Bukan Bagian dari Kelompok Hewan Cacing
Walau disebut sebagai “cacing kapal”, shipworm pada dasarnya tidak ada hubungannya dengan keluarga cacing sama sekali. Walau bentuk tubuhnya mirip, mereka merupakan bagian dari keluarga kerang-kerangan atau Teredinidae. Shipworm memiliki lebih dari 60 macam spesies, dengan ukuran panjang yang berbeda-beda.
Tubuh cacing kapal memiliki dua ujung dengan fungsi yang berbeda. Ujung pertama merupakan bagian keras yang bentuknya seperti helm merupakan cangkang dari cacing kapal. Bagian keras tubuhnya ini digunakan untuk melubangi kayu. Ujung lainnya berbentuk seperti pipa, berfungsi untuk menangkap plankton sebagai makanannya, sekaligus sebagai saluran keluar masuk air.

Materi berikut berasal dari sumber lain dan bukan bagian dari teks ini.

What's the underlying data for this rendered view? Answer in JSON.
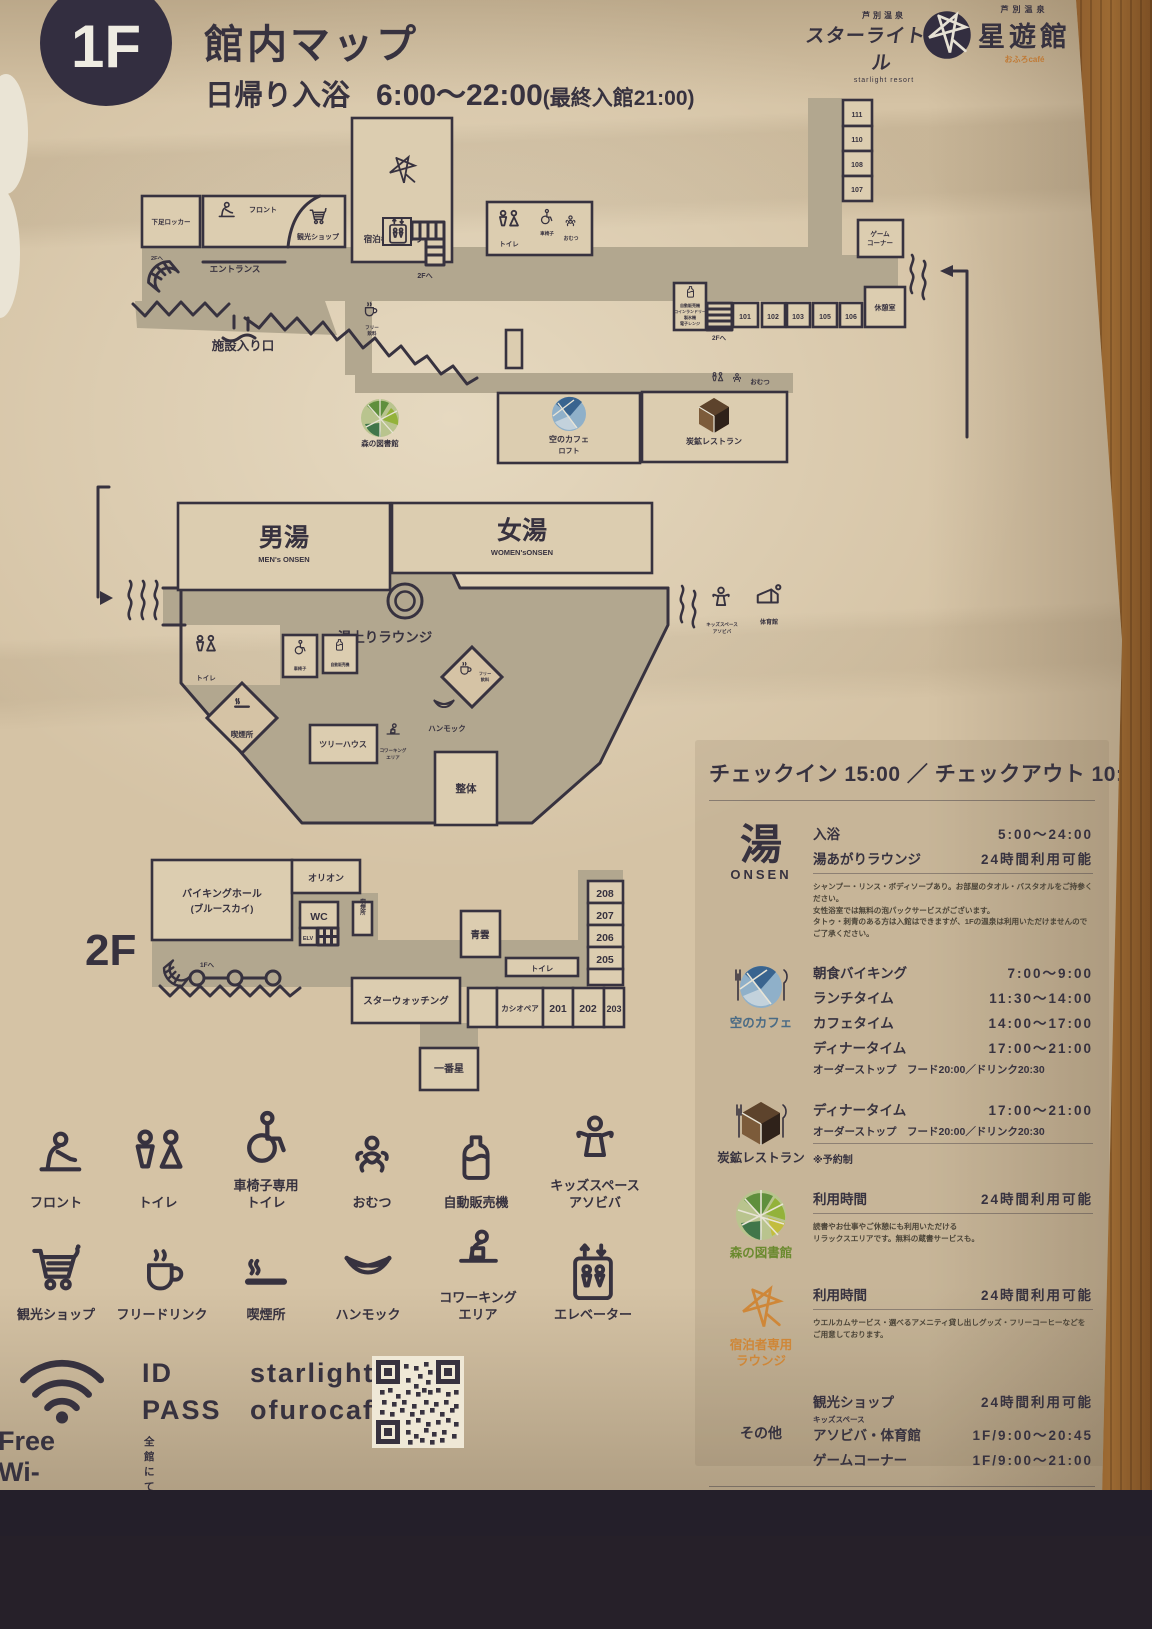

Santapan Bagi Beberapa kelompok Masyarakat
Cacing kapal yang jumlahnya sangat banyak dianggap layak dijadikan makanan. Di beberapa wilayah Asia Tenggara, mereka dijadikan santapan oleh masyarakat sekitar perairan laut. Contohnya di Thailand dan Filipina, orang-orang memanen shipworm di hutan bakau dan kemudian menjualnya di pasar.
Cacing kapal merupakan makanan yang sangat umum dikonsumsi terutama di pulau Palawan, Filipina. Hewan ini dapat dikonsumsi secara mentah, maupun diolah.
Sementara di Indonesia, tepatnya wilayah Papua Barat, cacing kapal dikenal dengan nama tambelo. Hewan dengan nama Latin Bactronophorus thoracites ini umum dikonsumsi masyarakat Kamoro yang tinggal di pesisir pantai.